Keo Tha said in his statement that he kept the four government officials informed about activities at the marijuana plantations and that they planned to crack down despite receiving the bribe money.
“[Keo Tha] would not be the only one in prison if we followed state law,” said his attorney. “Many high-position people were behind him.”
Keo Tha’s attorney said he didn’t know who witnessed Keo Tha’s statement, but he said it was delivered to co-Minister of Interior Sar Kheng.
Sar Kheng on Monday would neither confirm nor deny receiving the statement.
“I have already sent this case to the court. What is important is the court enforces the law,” Sar Kheng said.
Mong Mony Chakriya, Municipal Court investigating judge, said earlier this month that he would not discuss the case because of its sensitive nature regarding high-ranking officials. On Tuesday, he said he did not have Keo Tha’s statement but said he would investigate the allegations if he acquired a copy.
After the two police officials were arrested in April, a number of Cambodian police officials expressed skepticism that they were the only ones involved, noting that the marijuana plantations were so big they needed the protection of higher-ranking officials. Nearly 10 tons of dried marijuana were confiscated during the crackdowns.
Prime Minister Hun Sen—who took part in one of the three operations to destroy the plantations—in late February criticized national anti-drug and provincial officials for allowing drug traffickers to set up the sophisticated operation unhindered.
Director General of National Police Hok Lundy said after the arrests of Keo Tha and Keo Buntheoun that investigations would continue to catch the masterminds, which he said included RCAF officials.
An RCAF commander based in Koh Sla said Sunday that the government has so far targeted only the “ants” involved in the operation while the “elephants” are still free.
Skadavy Mathly Roun, an adviser to the National Authority for Combating Drugs, said last week that an investigation at the Interior Ministry is needed, noting that the authority’s reputation is at stake.
“This must be investigated in case it is true that someone accepted bribes from drug traffickers,” Skadavy Mathly Roun said. “We cannot accept this….The NACD has a good reputation in the region.”
Khieu Sopheak, spokesman for the Interior Ministry, said last week he had not been informed of the statement by Keo Tha, but said an investigation should be launched if the statement is authentic.

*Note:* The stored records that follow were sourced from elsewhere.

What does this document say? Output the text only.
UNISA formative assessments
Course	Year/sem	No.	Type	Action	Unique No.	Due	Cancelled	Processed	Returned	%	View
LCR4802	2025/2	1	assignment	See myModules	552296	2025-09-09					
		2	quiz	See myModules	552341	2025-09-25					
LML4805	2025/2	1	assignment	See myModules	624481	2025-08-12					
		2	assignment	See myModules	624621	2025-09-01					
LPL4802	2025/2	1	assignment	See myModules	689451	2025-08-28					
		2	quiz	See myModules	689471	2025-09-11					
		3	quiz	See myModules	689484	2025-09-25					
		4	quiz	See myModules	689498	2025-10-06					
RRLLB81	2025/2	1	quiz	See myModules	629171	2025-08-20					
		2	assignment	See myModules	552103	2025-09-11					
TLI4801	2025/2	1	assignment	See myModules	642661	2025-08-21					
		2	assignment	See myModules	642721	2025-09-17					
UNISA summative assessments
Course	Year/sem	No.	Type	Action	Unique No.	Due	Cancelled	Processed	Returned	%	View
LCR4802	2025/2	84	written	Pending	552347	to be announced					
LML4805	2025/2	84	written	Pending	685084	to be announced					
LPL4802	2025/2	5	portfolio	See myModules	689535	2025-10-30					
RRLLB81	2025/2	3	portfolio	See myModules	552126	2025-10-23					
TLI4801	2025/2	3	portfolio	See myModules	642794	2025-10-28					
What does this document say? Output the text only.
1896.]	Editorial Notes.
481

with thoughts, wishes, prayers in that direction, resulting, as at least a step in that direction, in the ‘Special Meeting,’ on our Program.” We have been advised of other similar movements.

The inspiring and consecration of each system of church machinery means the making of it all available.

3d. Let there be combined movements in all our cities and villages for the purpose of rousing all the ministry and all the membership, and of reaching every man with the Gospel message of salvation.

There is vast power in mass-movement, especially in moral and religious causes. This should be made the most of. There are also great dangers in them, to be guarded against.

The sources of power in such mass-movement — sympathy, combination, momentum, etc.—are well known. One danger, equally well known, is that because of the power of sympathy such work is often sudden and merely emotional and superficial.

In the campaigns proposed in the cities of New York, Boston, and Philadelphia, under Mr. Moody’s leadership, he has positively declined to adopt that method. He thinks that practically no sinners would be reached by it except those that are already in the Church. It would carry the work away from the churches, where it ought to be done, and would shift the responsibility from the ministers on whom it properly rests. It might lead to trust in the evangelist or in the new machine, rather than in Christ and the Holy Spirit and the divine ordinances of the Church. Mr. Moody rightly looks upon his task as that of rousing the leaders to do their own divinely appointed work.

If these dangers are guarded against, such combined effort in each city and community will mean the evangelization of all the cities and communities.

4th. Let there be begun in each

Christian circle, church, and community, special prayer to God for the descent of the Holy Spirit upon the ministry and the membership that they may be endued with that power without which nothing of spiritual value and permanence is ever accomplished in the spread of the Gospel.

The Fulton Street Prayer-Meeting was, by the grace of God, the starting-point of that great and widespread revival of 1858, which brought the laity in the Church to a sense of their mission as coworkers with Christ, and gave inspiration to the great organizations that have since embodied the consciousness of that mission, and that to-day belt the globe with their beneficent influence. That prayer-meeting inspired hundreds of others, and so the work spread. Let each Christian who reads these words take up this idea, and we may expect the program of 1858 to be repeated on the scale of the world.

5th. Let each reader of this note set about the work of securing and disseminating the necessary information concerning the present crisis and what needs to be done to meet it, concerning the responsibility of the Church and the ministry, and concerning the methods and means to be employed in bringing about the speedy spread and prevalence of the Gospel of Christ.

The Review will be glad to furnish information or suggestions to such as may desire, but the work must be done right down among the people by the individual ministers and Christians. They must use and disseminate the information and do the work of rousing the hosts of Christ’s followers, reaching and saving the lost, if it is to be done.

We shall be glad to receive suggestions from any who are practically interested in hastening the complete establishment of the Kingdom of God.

Kampot Governor Ly Sou acknowledged in late February that he knew of the plantations’ existence for a number of months, but said he was powerless to act against the Kampot-based military and police officials who protected the operation.
One laborer who worked for six months tending the marijuana crops on Phnom Thlan Muy Roi (100 Python Mountain) said recently that RCAF helicopters visited the plantations at least six times.
The helicopter’s passengers, including a high-ranking official escorted by RCAF commandos, were met by a Chinese-Thai man who operated the plantation, said the worker.
The raid on the plantation occurred some 10 days before a regional drugs conference in Phnom Penh hosted by the UN Drug Control Program. At that time, the diplomat called the operation a public relations move.
An Asian diplomat described Keo Tha’s arrest as a sacrificial offering to dispel charges of impunity by donor countries who closely monitor Cambodia’s burgeoning drugs industry.
A human rights official said Thursday that Keo Tha’s protection in prison must now be of utmost concern to the government because of the seriousness of the allegations.
The adviser noted too many people have acknowledged collusion in the plantations for the statement to be treated as a complete hoax.
In the conclusion of his statement, Keo Tha wrote: “I am terribly sorry that my job is finished after 30 years. I am loyal to the CPP.”